Point “c” is particularly salient, because there are divergent views within the profession as to what form specialty recognition should take.
Joint Dialogue
Much has been made, in various channels, of the fact that NCCPA and the American Academy of Physician Assistants (AAPA) have opposing viewpoints when it comes to specialty certification. This is not entirely surprising, given the different missions that the organizations have. But Greg Thomas, PA, MPH, AAPA’s Senior Vice President for Education, Membership, and Resource Development, would like to dispel some myths.
“AAPA does in fact have policy in opposition to specialty certification, per se, that is based on examination,” he says. “But I think it’s very important to add that we are not only currently participating in, but encourage, the ongoing dialogue about this issue.”
Furthermore, Thomas points out that AAPA policy is not like a Supreme Court decision. “Policy is, by definition, a dynamic thing and can certainly, as times change and as circumstances change, be revisited and potentially changed,” he says. “I’m not saying that’s in the process of happening as we’re speaking. But I think that’s a misconception as well—that because something exists in policy, it cannot be changed.”

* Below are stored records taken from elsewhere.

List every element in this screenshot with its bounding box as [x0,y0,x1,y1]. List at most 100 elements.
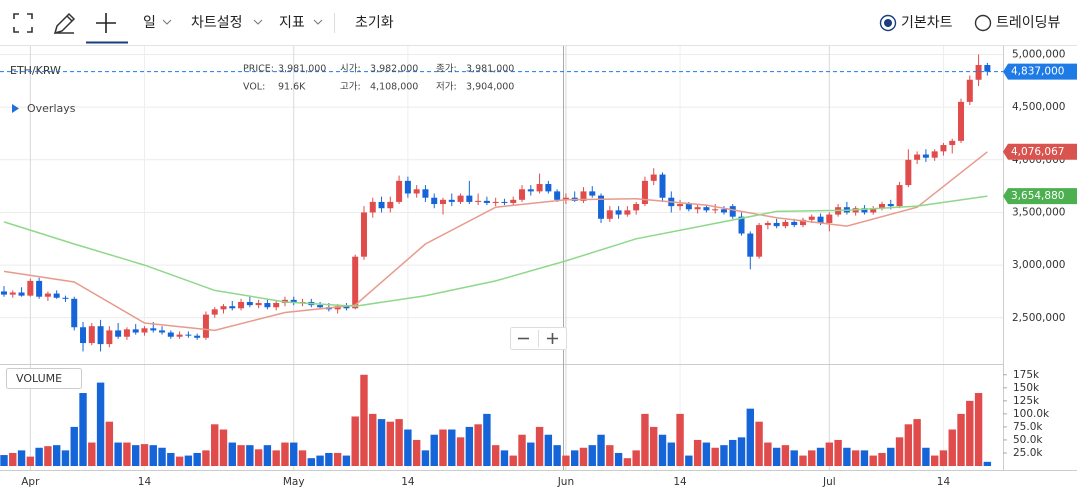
overlays-label[interactable]: Overlays [27,102,76,115]
period-menu[interactable]: 일 [143,15,156,31]
candle-body [580,191,587,201]
candle-body [747,233,754,257]
candle-body [931,151,938,158]
chevron [253,19,263,25]
candle-body [141,328,148,333]
candle-body [53,293,60,298]
candle-body [615,210,622,215]
volume-tick-label: 150k [1013,382,1040,394]
fullscreen-icon[interactable] [13,13,33,33]
volume-bar [571,450,579,466]
volume-bar [325,452,333,466]
candle-body [352,256,359,309]
chevron [162,19,172,25]
x-tick-label: May [283,476,305,488]
indicator-menu[interactable]: 지표 [279,15,305,31]
ma-value-label: 4,076,067 [1011,146,1064,158]
radio[interactable] [974,14,992,32]
candle-body [659,174,666,198]
x-tick-label: Jun [557,476,574,488]
volume-bar [35,447,43,466]
candle-body [536,184,543,192]
candle-body [185,334,192,336]
candle-body [677,204,684,207]
volume-tick-label: 75.0k [1013,421,1043,433]
info-value: 4,108,000 [370,82,418,93]
y-tick-label: 3,500,000 [1012,206,1065,218]
chevron [313,19,323,25]
candle-body [334,306,341,310]
volume-bar [720,445,728,466]
volume-bar [193,452,201,466]
candle-body [457,195,464,202]
volume-bar [553,445,561,466]
zoom-in[interactable] [547,333,558,344]
volume-tick-label: 175k [1013,369,1040,381]
volume-bar [527,442,535,466]
volume-bar [483,413,491,466]
volume-bar [658,434,667,466]
reset-button[interactable]: 초기화 [355,15,394,31]
volume-bar [676,413,684,466]
volume-bar [360,374,368,466]
candle-body [404,180,411,194]
info-value: 3,982,000 [370,64,418,75]
y-tick-label: 3,000,000 [1012,259,1065,271]
volume-bar [702,442,711,466]
volume-bar [44,446,52,466]
volume-bar [430,434,438,466]
volume-bar [412,439,421,466]
candle-body [317,305,324,308]
candle-body [782,221,789,227]
candle-body [360,212,367,257]
overlays-toggle[interactable] [12,104,19,113]
candle-body [492,201,499,203]
volume-bar [948,429,956,466]
radio[interactable] [879,14,897,32]
candle-body [378,201,385,209]
info-value: 3,981,000 [466,64,514,75]
candle-body [387,201,394,209]
candle-body [562,197,569,200]
volume-badge [6,368,82,389]
draw-icon[interactable] [53,12,76,35]
crosshair-icon[interactable] [96,13,116,33]
y-tick-label: 5,000,000 [1012,48,1065,60]
candle-body [71,298,78,328]
candle-body [343,306,350,309]
volume-bar [114,442,122,466]
volume-bar [755,421,763,466]
candle-body [106,330,113,345]
symbol: ETH/KRW [10,64,61,77]
candle-body [62,297,69,299]
ma-value-tag [1003,188,1077,205]
volume-bar [184,455,193,466]
volume-bar [254,449,263,466]
volume-bar [474,424,482,466]
candle-body [123,329,130,337]
toolbar: 일 차트설정 지표 초기화 기본차트 트레이딩뷰 [0,12,1077,46]
view-option[interactable]: 기본차트 [901,15,953,31]
info-label: VOL: [243,82,265,93]
volume-bar [930,455,939,466]
candle-body [606,210,613,219]
volume-bar [799,455,807,466]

AAPA supports the concept of recognition of knowledge and skills in a specialty. “The terminology of certification is where there have been some differences of opinion,” Thomas says. “Our opposition is around certification, which could limit the potential mobility from one specialty to another. That may be a theoretical limitation, but that has been the basis of the opposition.”
Despite the differing perspectives, NCCPA and AAPA are keeping the lines of communication open. Thomas serves as an AAPA representative to the NCCPA, “so we’re not operating in a vacuum on this,” as Lathrop says.
“That doesn’t mean AAPA is supporting it—it means they’re being an appropriate, responsive business organization and saying, ‘OK, let us be in on this, let us hear what you have to say and let us have a voice at the table,’” she adds. “By participating, they’re not doing anything other than participating—finding out information, staying abreast. They don’t have to agree.
“But maybe,” she says, with a note of hope in her voice, “maybe we’ll come up with a model that serves the needs of everyone—most importantly, patients.”
Needs and Concerns
The logistics of what level of recognition is appropriate and acceptable for PAs practicing in specialties is the biggest piece of the puzzle. “In terms of what the specific mechanisms may be, I think it’s premature [to say],” Thomas explains. “That’s exactly the conversation that’s ongoing—not only within AAPA, but within PA specialty organizations, within the NCCPA, and frankly, even within some physician specialty organizations.”